Accuracy here is not a performance metric. It directly determines whether a patient receives the correct dose.
760 electrodes. Double the precision. Built across hardware, firmware, and software.
D-CAF was a 48-month collaborative R&D program co-funded by the Walloon Region, bringing together IBA, UCLouvain, ULB, and Thelis under the BioWin and Pôle MecaTech clusters. Thelis contributed across the full stack — hardware design, embedded firmware, and control software — building the measurement device as an integrated system rather than a collection of components.
760-electrode measurement device
The D-CAF 2024 instrument doubles the electrode density of the previous system — directly translating into a twofold improvement in spatial measurement precision for particle therapy dose validation.
Instantaneous acquisition
The architecture enables real-time measurement — eliminating the delays inherent in previous systems and directly increasing treatment system availability. Less downtime, more patients treated.
Full-stack integration
Hardware design, embedded firmware, and control software developed as a single integrated system by Thelis — ensuring that measurement accuracy is preserved across every layer of the stack, not just at the sensor level.
Multi-partner academic program
Four partners — IBA, UCLouvain, ULB, and Thelis — operating across industrial and academic research tracks, co-funded by the Walloon Region under BioWin and Pôle MecaTech. Validated to academic and regulatory standards simultaneously.
A dosimetry instrument at the frontier of measurement electronics.
A new dosimetry instrument at the frontier of what measurement electronics can achieve — designed to qualify next-generation particle therapy systems and ensure the exact delivery of prescribed doses to patients. The project produced both a physical device and the software to operate it.
Validated through academic and industrial collaboration across four partner organizations, the instrument is built to qualify the next generation of particle therapy systems that will treat cancer patients worldwide. The specific technical architecture remains confidential — a deliberate choice in a field where innovation is both a competitive and a regulatory asset.
Key Challenges
Working at the intersection of physics and engineering
D-CAF was not a software project with physicists as stakeholders — it was a physics project where engineering had to keep up with the science. Implementing radiation measurement formulas developed by physicists and academics into reliable, real-time embedded software required a level of domain translation that goes well beyond typical engineering work. The physics had to be understood, not just transcribed.
Hardware precision at medical-grade standards
Designing a measurement device with 760 electrodes — doubling the density of the previous system — demanded extreme precision in the electronics architecture. Every design decision had downstream consequences on measurement accuracy, and accuracy here is not a performance metric. It directly determines whether a patient receives the correct dose.

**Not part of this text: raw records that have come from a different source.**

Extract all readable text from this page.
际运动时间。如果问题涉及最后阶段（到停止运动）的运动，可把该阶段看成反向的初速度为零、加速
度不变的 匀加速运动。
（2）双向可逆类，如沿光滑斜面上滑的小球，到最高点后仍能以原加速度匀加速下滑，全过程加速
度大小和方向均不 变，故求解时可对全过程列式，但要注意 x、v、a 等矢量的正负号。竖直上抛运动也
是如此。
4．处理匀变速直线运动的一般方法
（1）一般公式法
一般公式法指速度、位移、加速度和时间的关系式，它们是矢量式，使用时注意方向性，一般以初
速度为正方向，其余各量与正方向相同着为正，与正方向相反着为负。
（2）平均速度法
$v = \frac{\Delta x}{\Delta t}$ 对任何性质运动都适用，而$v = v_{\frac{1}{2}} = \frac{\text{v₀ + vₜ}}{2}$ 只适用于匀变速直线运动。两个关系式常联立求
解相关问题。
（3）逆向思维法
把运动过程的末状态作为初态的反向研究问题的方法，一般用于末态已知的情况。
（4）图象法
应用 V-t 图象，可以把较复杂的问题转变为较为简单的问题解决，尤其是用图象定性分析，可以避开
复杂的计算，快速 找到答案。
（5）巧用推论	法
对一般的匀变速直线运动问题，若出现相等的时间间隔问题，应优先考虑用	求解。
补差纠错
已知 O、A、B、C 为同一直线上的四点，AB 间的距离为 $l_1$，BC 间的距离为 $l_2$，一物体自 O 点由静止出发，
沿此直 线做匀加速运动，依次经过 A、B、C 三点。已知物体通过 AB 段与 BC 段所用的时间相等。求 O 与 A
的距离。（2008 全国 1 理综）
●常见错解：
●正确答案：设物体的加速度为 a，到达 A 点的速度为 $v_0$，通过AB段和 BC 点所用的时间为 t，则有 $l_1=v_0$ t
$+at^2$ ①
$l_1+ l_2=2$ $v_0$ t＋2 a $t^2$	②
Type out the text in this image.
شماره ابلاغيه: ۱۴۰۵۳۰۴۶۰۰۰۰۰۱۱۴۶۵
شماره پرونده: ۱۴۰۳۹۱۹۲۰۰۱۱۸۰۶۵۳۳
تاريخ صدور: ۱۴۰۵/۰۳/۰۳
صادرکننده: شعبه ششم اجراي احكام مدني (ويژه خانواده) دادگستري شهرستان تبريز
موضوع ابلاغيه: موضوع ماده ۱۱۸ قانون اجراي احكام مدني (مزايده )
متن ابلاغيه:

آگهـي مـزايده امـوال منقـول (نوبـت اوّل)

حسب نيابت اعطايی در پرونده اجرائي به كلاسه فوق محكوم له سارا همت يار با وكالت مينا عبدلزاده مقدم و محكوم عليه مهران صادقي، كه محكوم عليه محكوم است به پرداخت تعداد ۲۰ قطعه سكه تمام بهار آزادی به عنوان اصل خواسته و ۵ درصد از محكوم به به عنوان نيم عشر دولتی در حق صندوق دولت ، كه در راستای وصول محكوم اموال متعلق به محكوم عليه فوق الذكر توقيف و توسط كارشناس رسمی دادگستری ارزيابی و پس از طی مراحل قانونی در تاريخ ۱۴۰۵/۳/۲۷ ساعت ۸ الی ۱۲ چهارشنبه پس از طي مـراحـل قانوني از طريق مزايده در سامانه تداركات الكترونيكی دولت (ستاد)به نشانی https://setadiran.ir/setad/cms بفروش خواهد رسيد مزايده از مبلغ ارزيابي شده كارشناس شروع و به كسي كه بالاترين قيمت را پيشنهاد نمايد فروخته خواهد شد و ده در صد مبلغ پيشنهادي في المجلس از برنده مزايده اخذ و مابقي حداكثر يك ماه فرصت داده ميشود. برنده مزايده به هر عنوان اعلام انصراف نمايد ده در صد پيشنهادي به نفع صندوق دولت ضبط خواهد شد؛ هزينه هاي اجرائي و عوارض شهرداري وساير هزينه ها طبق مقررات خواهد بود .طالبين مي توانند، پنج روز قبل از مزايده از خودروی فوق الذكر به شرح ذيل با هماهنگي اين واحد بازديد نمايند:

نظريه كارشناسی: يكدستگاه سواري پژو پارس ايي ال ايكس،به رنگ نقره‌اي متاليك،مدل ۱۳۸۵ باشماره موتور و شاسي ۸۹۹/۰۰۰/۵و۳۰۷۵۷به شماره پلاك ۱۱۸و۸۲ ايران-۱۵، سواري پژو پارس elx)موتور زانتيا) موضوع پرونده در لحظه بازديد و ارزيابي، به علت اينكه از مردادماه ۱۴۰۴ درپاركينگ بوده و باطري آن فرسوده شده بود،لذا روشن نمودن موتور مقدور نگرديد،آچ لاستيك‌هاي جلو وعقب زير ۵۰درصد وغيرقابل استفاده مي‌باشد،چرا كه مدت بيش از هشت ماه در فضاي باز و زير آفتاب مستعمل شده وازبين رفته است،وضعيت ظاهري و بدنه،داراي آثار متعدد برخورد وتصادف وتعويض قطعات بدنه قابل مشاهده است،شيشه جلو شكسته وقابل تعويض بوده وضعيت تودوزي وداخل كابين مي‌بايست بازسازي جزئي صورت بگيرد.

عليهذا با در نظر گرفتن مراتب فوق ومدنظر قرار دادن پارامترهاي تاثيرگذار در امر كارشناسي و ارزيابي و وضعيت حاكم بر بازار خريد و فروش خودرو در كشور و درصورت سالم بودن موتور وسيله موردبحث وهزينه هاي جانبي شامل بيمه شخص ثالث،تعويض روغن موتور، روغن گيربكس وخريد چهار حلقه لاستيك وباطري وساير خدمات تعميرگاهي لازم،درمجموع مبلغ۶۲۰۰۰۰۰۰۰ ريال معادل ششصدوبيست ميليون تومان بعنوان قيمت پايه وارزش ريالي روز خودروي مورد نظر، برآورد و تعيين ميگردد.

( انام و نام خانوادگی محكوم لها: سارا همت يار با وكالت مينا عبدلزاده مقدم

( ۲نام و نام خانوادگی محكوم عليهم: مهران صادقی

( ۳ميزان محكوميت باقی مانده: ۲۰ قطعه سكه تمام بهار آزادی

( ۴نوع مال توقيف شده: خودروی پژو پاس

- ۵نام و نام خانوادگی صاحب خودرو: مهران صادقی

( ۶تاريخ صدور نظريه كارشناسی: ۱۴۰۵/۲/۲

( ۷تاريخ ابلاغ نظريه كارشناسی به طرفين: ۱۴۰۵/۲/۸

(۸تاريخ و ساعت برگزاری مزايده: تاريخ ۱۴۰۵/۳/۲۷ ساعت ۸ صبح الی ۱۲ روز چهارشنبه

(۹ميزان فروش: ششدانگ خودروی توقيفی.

R&D pace vs engineering discipline
Research programs move differently from product development. Specifications evolve as the science progresses, validation cycles are long, and the definition of "done" is held to academic and regulatory standards simultaneously. Operating within a consortium of universities and a global medical technology leader required Thelis to maintain engineering rigor while staying genuinely collaborative with partners working at a different rhythm and with different success criteria.
Confidentiality as a design constraint
The specific technical architecture of the measurement system remains confidential — a deliberate choice in a field where innovation is a competitive and regulatory asset. What can be said is that the system works, it is more precise than what existed before, and it is built to qualify the next generation of particle therapy systems that will treat cancer patients worldwide.